Der Papier-Wahnsinn bremst den Rechtsstaat
Ich beobachte seit Jahren das gleiche ritualisierte Scheitern: Ob vor Gericht oder bei Behörden, die Kommunikation ist ein Prozess aus dem letzten Jahrhundert. Der Akt des Ausdruckens, Unterschreibens, Einscannens und des Versendens per Post ist nicht nur teuer, sondern ein Akt der strukturellen Verzögerung.
Warum müssen wir uns das antun? Weil die Justiz lange Zeit auf ihren EGVP-Client gesetzt hat – ein Java-Programm, das zwar sicher war, aber in der Anwenderfreundlichkeit litt. Doch diese Zeiten sind endgültig vorbei.
Meine Waffe: Der unschlagbare elektronische Postweg
Ich nutze seit Jahren konsequent den sicheren elektronischen Rechtsverkehr. Mit der Einführung des Besonderen elektronischen Anwaltspostfachs (beA) , des Besonderen Behördenpostfachs (beBPo) und nun des Mein Justizpostfachs (eBO), ist die digitale Kommunikation mit der gesamten Justiz und Verwaltung so sicher und einfach wie nie zuvor.
Die unschlagbaren Vorteile (Deine Freiheit):
1. Die Befreiung von der Unterschrift 🖊️ (Maximale Geschwindigkeit)

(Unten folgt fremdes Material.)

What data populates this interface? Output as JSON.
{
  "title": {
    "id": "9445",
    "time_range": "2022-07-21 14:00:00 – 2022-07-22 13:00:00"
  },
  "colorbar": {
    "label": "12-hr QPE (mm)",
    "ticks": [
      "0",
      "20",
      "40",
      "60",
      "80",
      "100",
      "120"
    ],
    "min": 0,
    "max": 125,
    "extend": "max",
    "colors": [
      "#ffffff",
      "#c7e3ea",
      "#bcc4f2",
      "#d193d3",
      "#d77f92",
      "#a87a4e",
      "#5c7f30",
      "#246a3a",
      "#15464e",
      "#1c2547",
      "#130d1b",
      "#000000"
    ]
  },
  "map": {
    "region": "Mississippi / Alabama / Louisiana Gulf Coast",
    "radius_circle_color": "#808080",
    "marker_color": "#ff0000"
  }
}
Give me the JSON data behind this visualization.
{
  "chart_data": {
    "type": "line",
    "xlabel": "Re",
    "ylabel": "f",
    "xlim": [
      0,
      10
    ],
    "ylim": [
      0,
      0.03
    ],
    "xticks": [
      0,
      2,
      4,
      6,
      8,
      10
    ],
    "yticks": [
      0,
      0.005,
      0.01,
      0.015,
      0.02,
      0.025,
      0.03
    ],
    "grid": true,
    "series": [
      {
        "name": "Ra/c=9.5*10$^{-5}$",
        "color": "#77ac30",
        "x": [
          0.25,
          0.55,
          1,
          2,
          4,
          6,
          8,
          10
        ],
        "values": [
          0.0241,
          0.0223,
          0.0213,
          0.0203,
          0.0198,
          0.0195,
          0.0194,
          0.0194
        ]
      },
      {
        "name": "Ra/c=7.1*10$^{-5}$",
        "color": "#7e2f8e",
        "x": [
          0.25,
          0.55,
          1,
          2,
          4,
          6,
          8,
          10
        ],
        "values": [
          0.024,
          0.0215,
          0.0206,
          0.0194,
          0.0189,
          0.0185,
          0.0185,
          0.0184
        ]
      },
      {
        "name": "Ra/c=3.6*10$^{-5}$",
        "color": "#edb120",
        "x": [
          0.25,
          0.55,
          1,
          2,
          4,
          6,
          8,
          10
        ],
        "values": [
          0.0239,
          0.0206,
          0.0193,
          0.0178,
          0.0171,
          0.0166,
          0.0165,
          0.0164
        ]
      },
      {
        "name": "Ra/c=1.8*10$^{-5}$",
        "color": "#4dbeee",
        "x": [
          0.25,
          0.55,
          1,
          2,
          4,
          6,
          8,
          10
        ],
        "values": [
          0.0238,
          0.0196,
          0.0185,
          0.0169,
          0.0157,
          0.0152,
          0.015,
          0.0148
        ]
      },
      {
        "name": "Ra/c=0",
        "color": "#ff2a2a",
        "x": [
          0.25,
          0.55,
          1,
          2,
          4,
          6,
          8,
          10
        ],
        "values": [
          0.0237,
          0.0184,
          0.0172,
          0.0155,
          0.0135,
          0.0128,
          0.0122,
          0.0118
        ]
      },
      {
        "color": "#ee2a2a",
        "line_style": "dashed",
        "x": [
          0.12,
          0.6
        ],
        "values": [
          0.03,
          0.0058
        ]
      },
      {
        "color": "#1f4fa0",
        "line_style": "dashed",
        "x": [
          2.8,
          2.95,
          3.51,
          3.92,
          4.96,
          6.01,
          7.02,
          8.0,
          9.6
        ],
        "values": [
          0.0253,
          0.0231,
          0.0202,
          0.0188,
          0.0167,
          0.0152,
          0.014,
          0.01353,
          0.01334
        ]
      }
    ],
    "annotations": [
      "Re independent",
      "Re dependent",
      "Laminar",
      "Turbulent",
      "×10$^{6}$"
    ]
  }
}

Das ist der größte Effizienzgewinn. Im elektronischen Rechtsverkehr ist die beigefügte qualifizierte elektronische Signatur (QES) oder die Nutzung des sicheren Übermittlungswegs – zum Beispiel über das beA oder das bald flächendeckende Mein Justizpostfach mit BundID Vertrauensniveau „hoch“ – der Ersatz für deine nasse Unterschrift.
- Kein Ausdrucken von 20-seitigen Schriftsätzen mehr.
- Kein Einscannen von Unterschriftsseiten.
- Kein Gang zur Post und keine teuren Einschreiben mehr.
Das spart Zeit und hält den Kopf frei für die strategische Arbeit.
2. Maximale Reichweite & Sicherheit
Das elektronische Postfach ist nicht nur für Gerichte in Zivil- oder Familiensachen da. Es ist die zentrale Kommunikationsinfrastruktur der öffentlichen Hand.
- Gerichte: Alle Gerichte in Deutschland.
- Behörden: Verwaltung, Jugendämter, Jobcenter (über das beBPo).
- Anwälte/Notare: BeA und beN sind Pflicht.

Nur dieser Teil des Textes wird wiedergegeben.